Mayendit County hit by shortage of essential drugs

Unity State’s Mayendit County is grappling with a severe shortage of crucial human medicine after they were not included in the last consignment John Gatwech, the county’s health director said.

Unity State’s Mayendit County is grappling with a severe shortage of crucial human medicine after they were not included in the last consignment John Gatwech, the county’s health director said.

He told Radio Tamazuj over the weekend that patients who go to health centers suffer and have to buy medicine from commercial outlets.

“United Nations Children Fund and the World Health Organization always support our health facilities through International Medical Corps (IMC) which delivered medicine a month ago but essential drugs like antibiotics, measles medicine and anti-malarial drugs and pain killers among other medicines were not supplied,” Gatwech said.

The county health director disclosed that as a result of the scarcity of vital medicines, the staff of the Primary Health Care Unit is not working normally.

“We, the local authorities, raised the concern about a shortage of drug supplies in Mayendit County Headquarters, Tutnyang, Thaker, and Rubkuach primary care centers with the NGOs and the national government in Juba because our health centers run out of drugs and our communities are suffering,” he explained. “We also do not have proper county health stores and a cold chain management system.
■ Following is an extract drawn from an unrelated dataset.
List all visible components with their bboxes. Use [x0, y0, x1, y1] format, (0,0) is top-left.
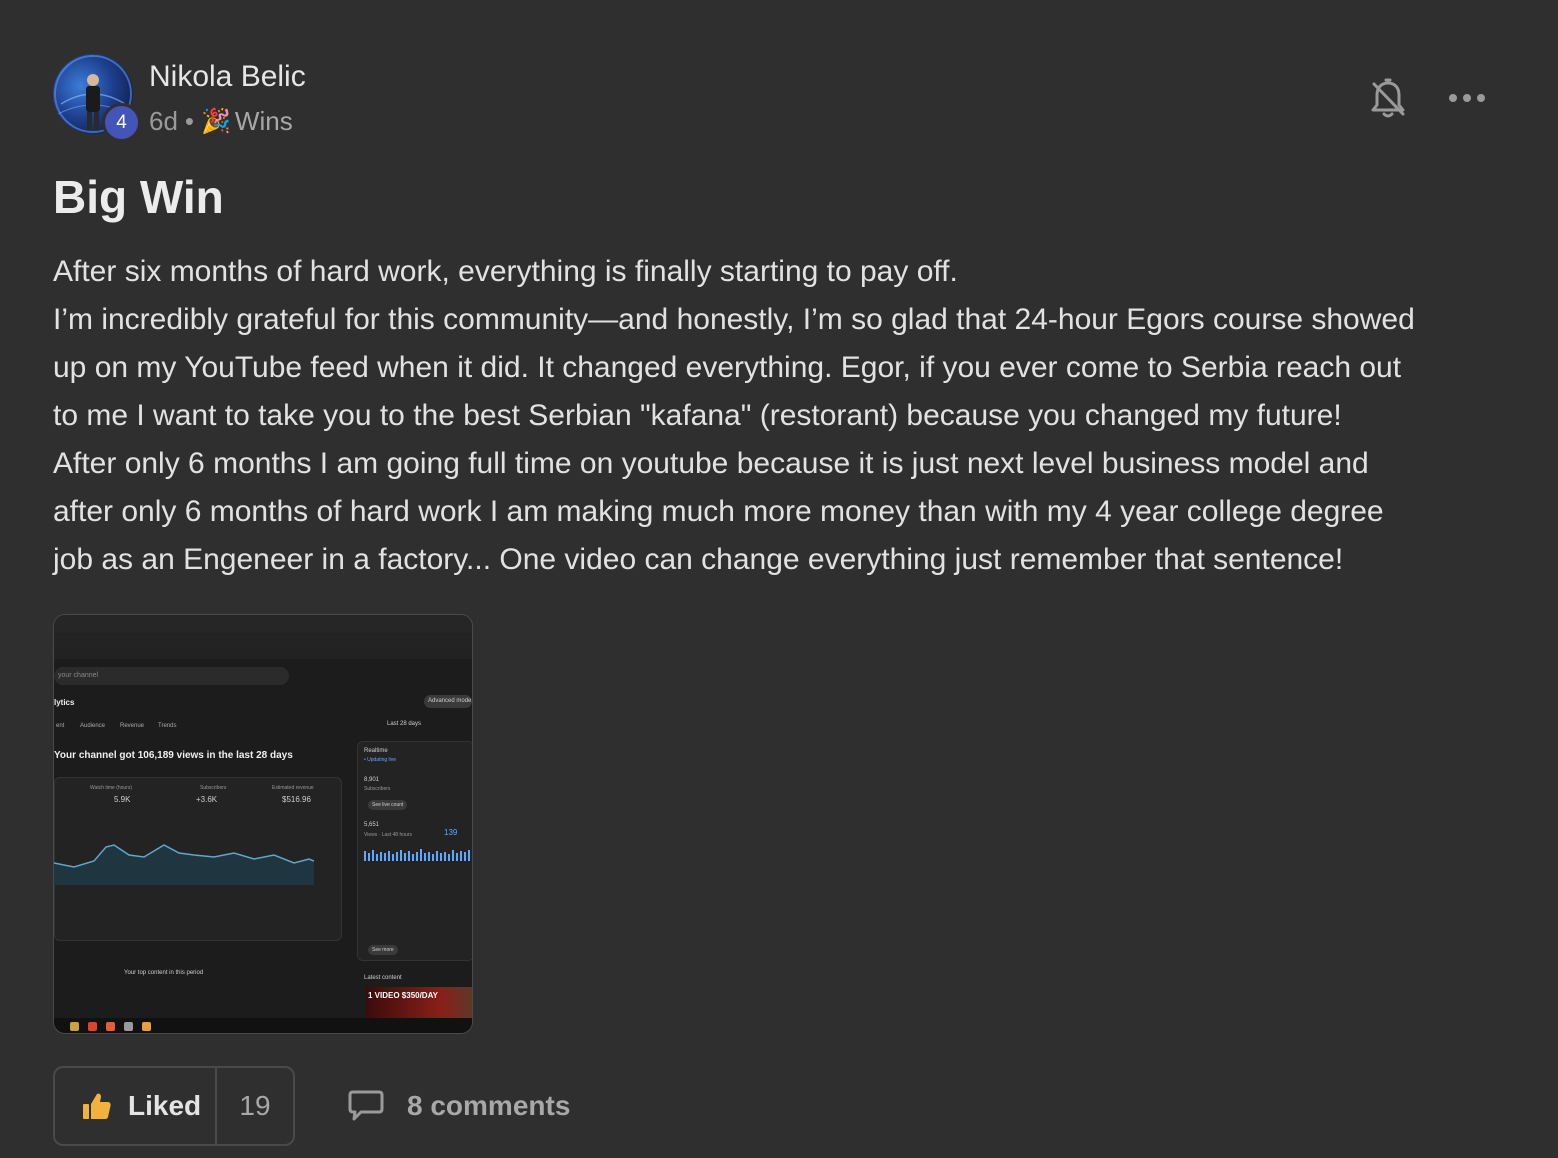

If there is no medicine, we have to say so.”

“We have weekly and monthly meetings and we requested that the missing drugs be supplied and they said the national health ministry will supply it but nothing g has happened till now,” Gatwech added.
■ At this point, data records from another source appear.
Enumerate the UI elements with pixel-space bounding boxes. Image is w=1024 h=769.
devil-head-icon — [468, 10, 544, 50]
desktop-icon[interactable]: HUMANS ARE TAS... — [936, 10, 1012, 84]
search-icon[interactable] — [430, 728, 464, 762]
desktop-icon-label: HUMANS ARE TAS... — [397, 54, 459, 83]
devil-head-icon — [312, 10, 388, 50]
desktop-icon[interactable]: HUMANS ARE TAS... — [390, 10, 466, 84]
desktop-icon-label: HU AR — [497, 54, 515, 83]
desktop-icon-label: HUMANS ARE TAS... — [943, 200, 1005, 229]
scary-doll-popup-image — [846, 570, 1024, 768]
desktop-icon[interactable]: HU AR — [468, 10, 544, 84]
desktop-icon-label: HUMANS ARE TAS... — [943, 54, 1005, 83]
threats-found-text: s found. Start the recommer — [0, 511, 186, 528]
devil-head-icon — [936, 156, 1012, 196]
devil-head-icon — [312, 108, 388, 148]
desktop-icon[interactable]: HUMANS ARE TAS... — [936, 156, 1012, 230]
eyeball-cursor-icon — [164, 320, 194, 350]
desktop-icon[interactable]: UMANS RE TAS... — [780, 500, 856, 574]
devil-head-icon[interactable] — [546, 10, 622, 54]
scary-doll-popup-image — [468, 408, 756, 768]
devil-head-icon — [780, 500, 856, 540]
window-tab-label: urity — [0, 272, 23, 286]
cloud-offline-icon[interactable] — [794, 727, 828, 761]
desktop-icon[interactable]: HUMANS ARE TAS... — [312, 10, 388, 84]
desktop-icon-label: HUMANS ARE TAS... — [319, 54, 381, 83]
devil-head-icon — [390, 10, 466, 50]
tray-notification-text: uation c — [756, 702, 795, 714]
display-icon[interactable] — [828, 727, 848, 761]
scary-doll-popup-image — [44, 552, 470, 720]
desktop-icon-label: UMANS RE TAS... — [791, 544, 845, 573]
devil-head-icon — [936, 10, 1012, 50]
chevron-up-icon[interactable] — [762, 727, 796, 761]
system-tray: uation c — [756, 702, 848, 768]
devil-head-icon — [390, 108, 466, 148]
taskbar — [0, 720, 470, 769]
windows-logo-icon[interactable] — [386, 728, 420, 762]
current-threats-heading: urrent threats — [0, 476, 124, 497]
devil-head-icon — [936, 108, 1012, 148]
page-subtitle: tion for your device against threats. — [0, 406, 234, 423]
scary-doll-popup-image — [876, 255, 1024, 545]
He urged the health partners who supply medicine to intervene.

For his part, Haak Khor Liah, a Mayendit County resident confirmed the shortage of drugs in the area.

“We are requesting IMC to support with essential medicine urgently otherwise our people will die because the government is not putting our issues on the first agenda,” he said.

According to Khor, many patients do not have the energy to trek to Mayiendit town where there are some drugs.